Il se marie surtout à des piétements fins, parfois métalliques, à du cuir noir ou à du marbre clair. Sans ostentation, mais avec une présence indéniable — une véritable signature.
Palissandre : quelques pièces de mobilier iconiques
L’enfilade Model 29 ou les bureaux en palissandre d’Arne Vodder
L’enfilade Model 29, dessinée en 1957 par Arne Vodder pour Sibast Møbelfabrik, est un classique du design danois, reconnaissable à ses poignées en vague sculptées dans le bois. Fabriquée en palissandre, elle combine lignes tendues, asymétrie subtile et savoir-faire précis. Une pièce élégante et fonctionnelle, où chaque détail met en valeur la beauté naturelle du bois, sans surcharge.
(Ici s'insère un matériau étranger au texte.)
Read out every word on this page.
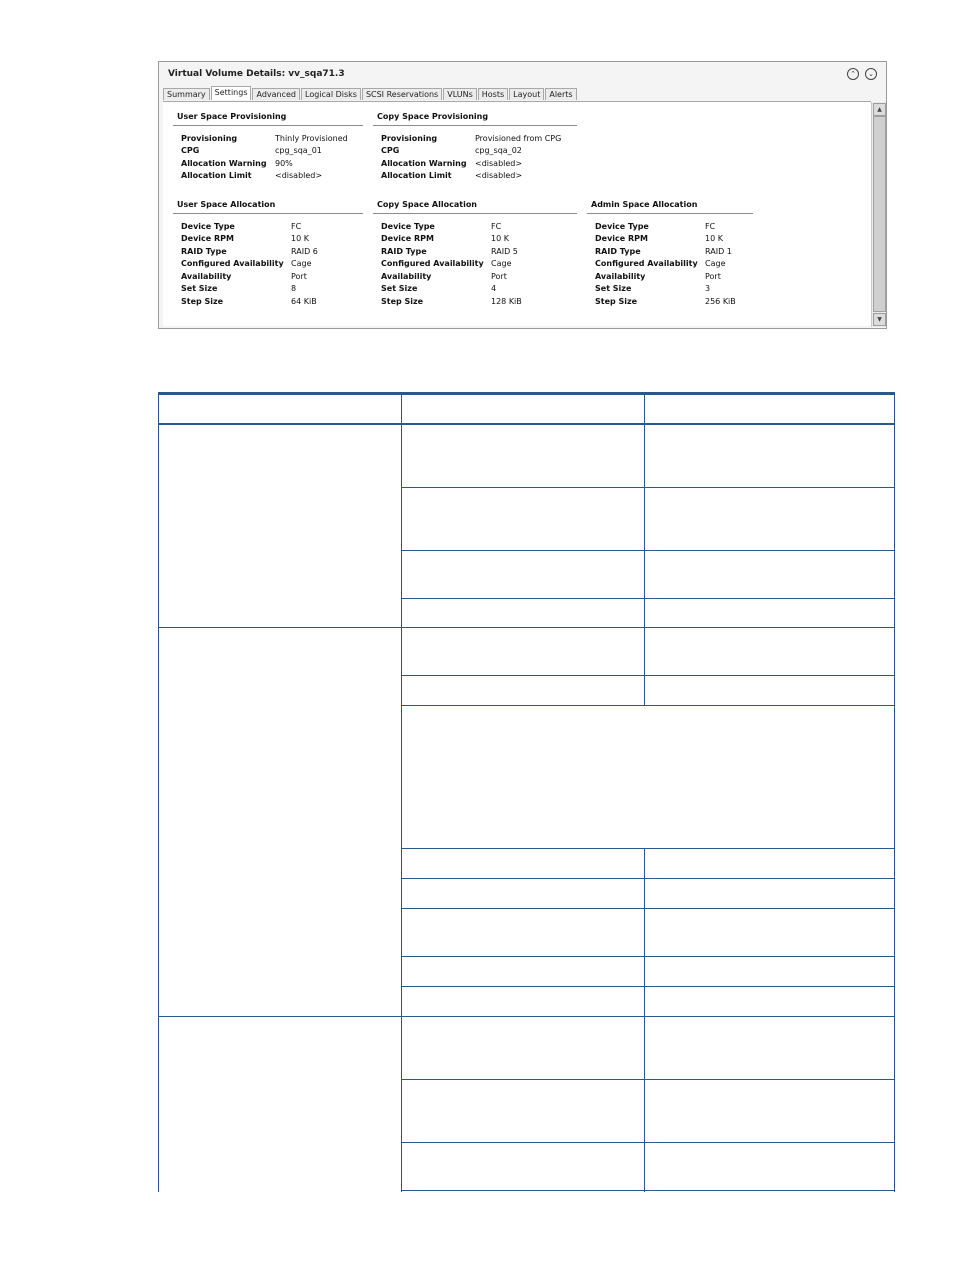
Virtual Volume Details: vv_sqa71.3	⌃	⌄
Summary	Settings	Advanced	Logical Disks	SCSI Reservations	VLUNs	Hosts	Layout	Alerts
User Space Provisioning
Provisioning	Thinly Provisioned
CPG	cpg_sqa_01
Allocation Warning 90%
Allocation Limit	<disabled>
Copy Space Provisioning
Provisioning	Provisioned from CPG
CPG	cpg_sqa_02
Allocation Warning <disabled>
Allocation Limit	<disabled>
User Space Allocation
Device Type	FC
Device RPM	10 K
RAID Type	RAID 6
Configured Availability Cage
Availability	Port
Set Size	8
Step Size	64 KiB
Copy Space Allocation
Device Type	FC
Device RPM	10 K
RAID Type	RAID 5
Configured Availability Cage
Availability	Port
Set Size	4
Step Size	128 KiB
Admin Space Allocation
Device Type	FC
Device RPM	10 K
RAID Type	RAID 1
Configured Availability Cage
Availability	Port
Set Size	3
Step Size	256 KiB
▲
▼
Grand bureau en palissandre de Rio imaginé par le designer danois Arne Vodder. D’un côté, deux caissons de rangement à trois tiroirs et de l’autre côté, trois caissons ouverts.

Lounge Chair de Charles & Ray Eames
Pensée comme une version moderne du fauteuil club anglais, le Lounge Chair combine technologie, confort et raffinement.
Imaginé en 1956 par Charles & Ray Eames pour Herman Miller, le Lounge Chair est composé d’une coque en contreplaqué moulé avec un placage en palissandre (dans ses premières éditions), une assise en cuir noir et la base du piètement en aluminium. Cette association de forme et de matériaux offre un confort incomparable.

Le palissandre utilisé sur les premières versions apporte une chaleur rare à une pièce pourtant très industrielle. Le contraste entre le bois sombre, le cuir mat et la base métallique crée un équilibre parfait. À la fois décontractée et statutaire, elle est devenue un manifeste du design américain d’après-guerre.
Le palissandre aujourd’hui
Devenu rare dès la fin du XXe siècle, notamment avec la protection du palissandre de Rio dans les années 80, ce bois précieux est aujourd’hui strictement réglementé.
Malgré sa rareté, il n’a rien perdu de son pouvoir d’attraction. Il refait surface grâce aux pièces vintage, aux ventes aux enchères et aux marchands spécialisés.
Pour l’intégrer dans les intérieurs d’aujourd’hui, le palissandre s’associe particulièrement bien avec des matières comme le lin lavé, la laine bouclée ou le velours côtelé. Côté couleurs, il fonctionne à merveille avec le bleu pétrole, le vert mousse, le jaune moutarde, le sable ou un noir dense. Et pour les contrastes, rien de tel que le marbre clair, un métal patiné, ou un cuir camel profond.
Certains designers contemporains s’en inspirent, via des bois teintés ou des reconstitutions. Mais le vrai palissandre, celui du XXe siècle, reste inimitable.

À contre-courant des tendances éphémères, le palissandre rappelle que certains matériaux traversent les époques sans jamais perdre leur intensité.